Retraites complémentaires : « L’accord sur l’Agirc-Arrco ne règle rien »


INTERVIEW – Le patronat et trois syndicats ont conclu un accord de principe le 16 octobre 2015 sur les régimes de retraite complémentaire. Pour l'économiste et spécialiste des retraites Florence Legros, l'accord ne permet pas de réduire les déficits à long terme.    

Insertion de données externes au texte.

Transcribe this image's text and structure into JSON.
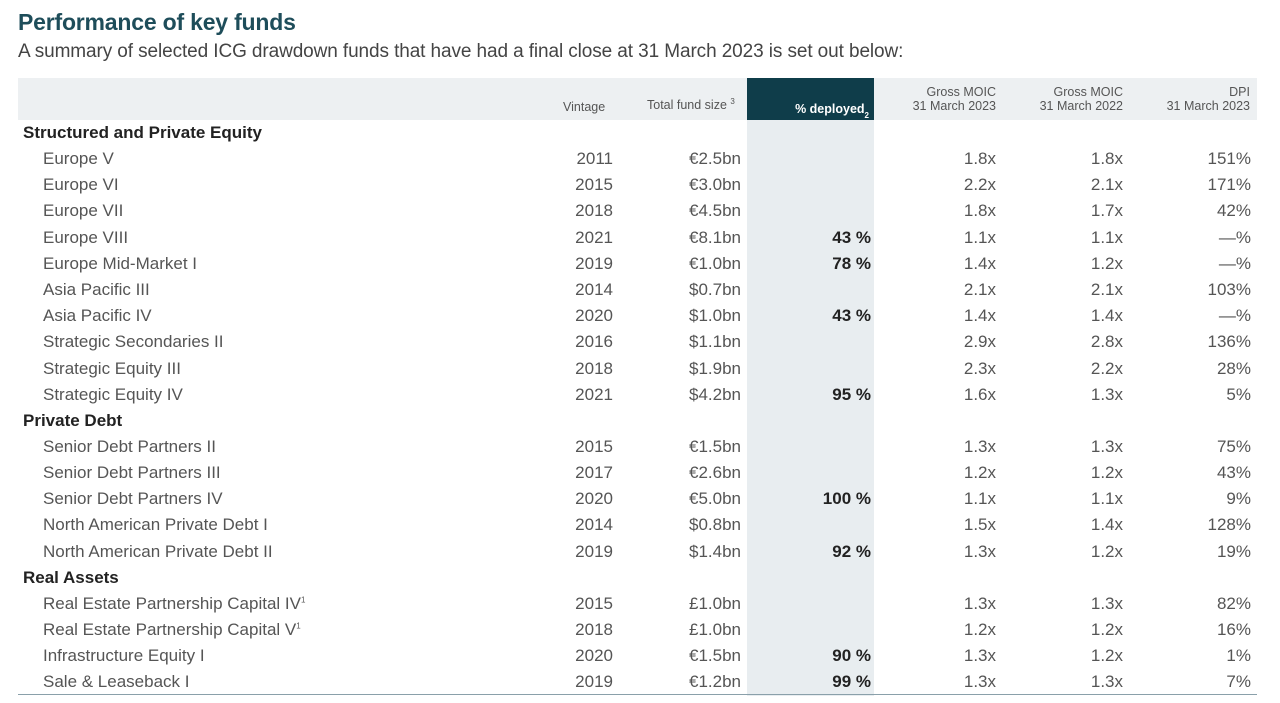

Florence Legros, DG d'ICN Business School

Toutsurmesfinances.com : Que pensez-vous de l’accord de principe sur l’Agirc-Arrco ?
Florence Legros, directrice générale d’ICN Business School : Déjà, c’est bien qu’il y ait un accord. En l’absence d’accord, le risque était que l’Etat ne prenne la main sur les régimes de retraite complémentaire dont la gestion est assurée par les partenaires sociaux. Les pouvoirs publics n’auraient eu guère le choix, sachant que les réserves de l’Agirc (le régime complémentaire des seuls cadres, NDLR) allaient être épuisées en 2018. Le montant des pensions Agirc aurait alors été amputé car les réserves servent actuellement à payer une partie des retraites complémentaires. Si cet accord est donc une bonne chose, on peut toutefois s’étonner que FO ne souhaite pas le signer. Cela signifie que le syndicat à l’origine de la création de l’Arrco (le régime des cadres et des non cadres, NDLR) n’y prend pas part.

 

La signature officielle de l’accord est prévue le 30 octobre prochain. Pourquoi un délai aussi long ?
Le patronat et les trois syndicats signataires (la CFDT, la CFE-CGC et la CFTC, NDLR) ont peut-être voulu se donner plus de temps pour affiner certaines mesures et chiffrages. Pour ma part, je trouve l’accord assez précis en l’état. L’autre possibilité est que ce délai supplémentaire serve à apporter des ajustements de dernières minutes et à permettre finalement à FO de signer. Cela permettrait de donner davantage de poids à cet accord.

 

L’accord prévoit un système de bonus-malus pour inciter les salariés à travailler jusqu’à 63 ans. Trouve-t-on un mécanisme analogue dans d’autres régimes ?
A l’Arrco et à l’Agirc, il existe déjà un coefficient de minoration qui équivaut à une décote pour les assurés qui partent sans disposer de tous leurs trimestres dans le régime de base. Mais il n’y avait pas de surcote. Le coefficient majorant, instauré par l’accord de principe pour les salariés qui justifient de leur durée d’assurance et qui partent à 64, 65 ou 66 ans, constitue en quelque sorte une surcote. A la différence que le bonus appliqué à la pension complémentaire sera temporaire.

 

Quels sont les gagnants et les perdants de cet accord ?
Les gagnants sont les cadres car les pensions Agirc sont sauvées grâce à la mutualisation des réserves de leur régime avec celles de l’Arrco à compter de 2019. Les perdants sont les précaires et les demandeurs d’emploi, notamment seniors, qui rencontrent déjà des difficultés à atteindre le nombre de trimestres requis dans leur classe d’âge.
Les retraités vont subir à la fois le report de la revalorisation annuelle et une sous-indexation d’un point par rapport à l’inflation des pensions complémentaires pendant trois ans. C’est la première fois que l’on joue sur ces deux leviers à la fois. Jusqu’ici, les régimes utilisaient l’un ou l’autre. La perte de pouvoir d’achat va être importante pour les retraités d’autant qu’elle ne sera jamais rattrapée dans le temps.
Les jeunes générations sont également très sollicitées. Là aussi, deux leviers sont actionnés : la baisse du rendement et la hausse de la valeur d’appel du point qui va faire que 127 euros cotisés équivaudront à 100 euros. Les futurs retraités vont verser davantage de cotisation pour proportionnellement percevoir moins de prestation.

 

Est-ce que l’accord de principe règle définitivement les problèmes ?
Non, l’accord prévoit 6,1 milliards d’euros d’économies en 2020 alors que le déficit cumulé de l’Arrco et de l’Agirc devrait atteindre 8,4 milliards d’euros à cette date. Il va donc manquer 2,3 milliards en 2020. En 2030, ce sera pire : avec 8,6 milliards d’économies pour un « trou » de 12,7 milliards, le besoin financier va atteindre 4,1 milliards. C’est énorme !!! Or, on sait que les effets du papy-boom vont se faire sentir jusqu’en 2035-2040. En définitive, l’accord du 16 octobre sert à gagner du temps mais ne règle rien. Il va donc falloir un nouvel accord. Les partenaires sociaux vont attendre les élections présidentielles de 2017 et devraient se remettre de nouveau autour de la table en 2018-2019.